In Benefits Canada’s “Canada ranks 10th in pension sustainability” Tammy Burns reports that according to a recent report available at “2011 pension sustainability index”, based on a combination of “current and future demographics, public finances, key features of the system and reforms already in place…The study of 44 pension plans around the globe placed Canada in 10th place—behind Australia, Sweden, Denmark, New Zealand, Netherlands, Norway, Hong Kong, Finland and Switzerland. The U.S.’s pension system ranked 17th.”  (I didn’t get a chance to read the report as yet, but I have to admit that my curiosity has been peaked.)

Things to Ponder

At “The maths behind the madness”you can play with the very timely Economist’s “interactive guide to reducing government debt” and article concludes with “Changing these assumptions can have striking results. Using the average IMF forecasts for 2011-16, general government debt in America is expected to rise from 94% of GDP in 2010 to 129% in 2020. Assuming anaemic GDP growth of just 1.5% a year as opposed to 2.6%, and a nominal interest rate of 4% rather than 2.8%, US debt rises to 157% of GDP in 2020.” (You might also conclude that ultimately the governments will conclude that inflation is the solution!)

A couple of articles, the Financial Post’s “Bank of Canada could slash interest rates in a big way next year” and the Globe and Mail’s “With the shift to thrift, bull market in bonds isn’t over” predict not just continued but even decreasing interest rates in Canada (and the US) in the next couple of years as a result of low inflation, weaker than anticipated economy and the new boomer thrift.

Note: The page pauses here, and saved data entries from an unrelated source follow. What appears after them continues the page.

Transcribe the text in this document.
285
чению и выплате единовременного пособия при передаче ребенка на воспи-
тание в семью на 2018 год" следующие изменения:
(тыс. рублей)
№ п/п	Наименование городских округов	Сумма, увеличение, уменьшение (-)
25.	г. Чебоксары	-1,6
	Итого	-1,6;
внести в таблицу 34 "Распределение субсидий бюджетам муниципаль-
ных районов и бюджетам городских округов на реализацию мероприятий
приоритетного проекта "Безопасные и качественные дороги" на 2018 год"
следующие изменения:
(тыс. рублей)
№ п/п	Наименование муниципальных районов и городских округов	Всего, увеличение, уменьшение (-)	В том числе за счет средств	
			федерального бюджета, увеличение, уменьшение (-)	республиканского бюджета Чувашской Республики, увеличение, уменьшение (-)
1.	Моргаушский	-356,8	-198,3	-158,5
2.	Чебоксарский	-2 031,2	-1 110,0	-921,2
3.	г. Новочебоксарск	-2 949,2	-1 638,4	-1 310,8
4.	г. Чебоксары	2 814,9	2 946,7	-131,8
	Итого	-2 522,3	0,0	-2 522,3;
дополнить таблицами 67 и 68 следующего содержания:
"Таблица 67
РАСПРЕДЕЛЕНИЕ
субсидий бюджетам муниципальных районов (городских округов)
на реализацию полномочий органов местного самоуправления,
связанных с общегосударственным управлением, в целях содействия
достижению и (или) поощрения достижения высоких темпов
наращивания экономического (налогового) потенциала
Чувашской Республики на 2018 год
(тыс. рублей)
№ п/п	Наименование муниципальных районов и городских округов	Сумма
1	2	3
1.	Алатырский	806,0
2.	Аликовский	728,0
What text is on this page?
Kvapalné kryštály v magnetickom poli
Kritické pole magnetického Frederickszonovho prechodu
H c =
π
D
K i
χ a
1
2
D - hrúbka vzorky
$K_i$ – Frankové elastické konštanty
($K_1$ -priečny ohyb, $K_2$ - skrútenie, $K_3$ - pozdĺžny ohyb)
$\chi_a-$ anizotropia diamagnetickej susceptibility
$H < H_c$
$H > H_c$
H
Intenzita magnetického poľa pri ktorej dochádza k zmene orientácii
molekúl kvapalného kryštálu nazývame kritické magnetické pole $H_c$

And finally, in the Financial Post’s “Retirement can get old very fast” Garry Marr discusses  a growing trend “among Canadians who continue to delay retirement — some because they are worried about living longer and running out of money while others just can’t imagine a life not working.” The article touches on a number of issues including: governments being unable to meet the pension promises (e.g. Greece), low pensions (e.g. CPP in Canada), people starting to budget only in retirement, inadequately accounted for longevity risk in financial plans, and others.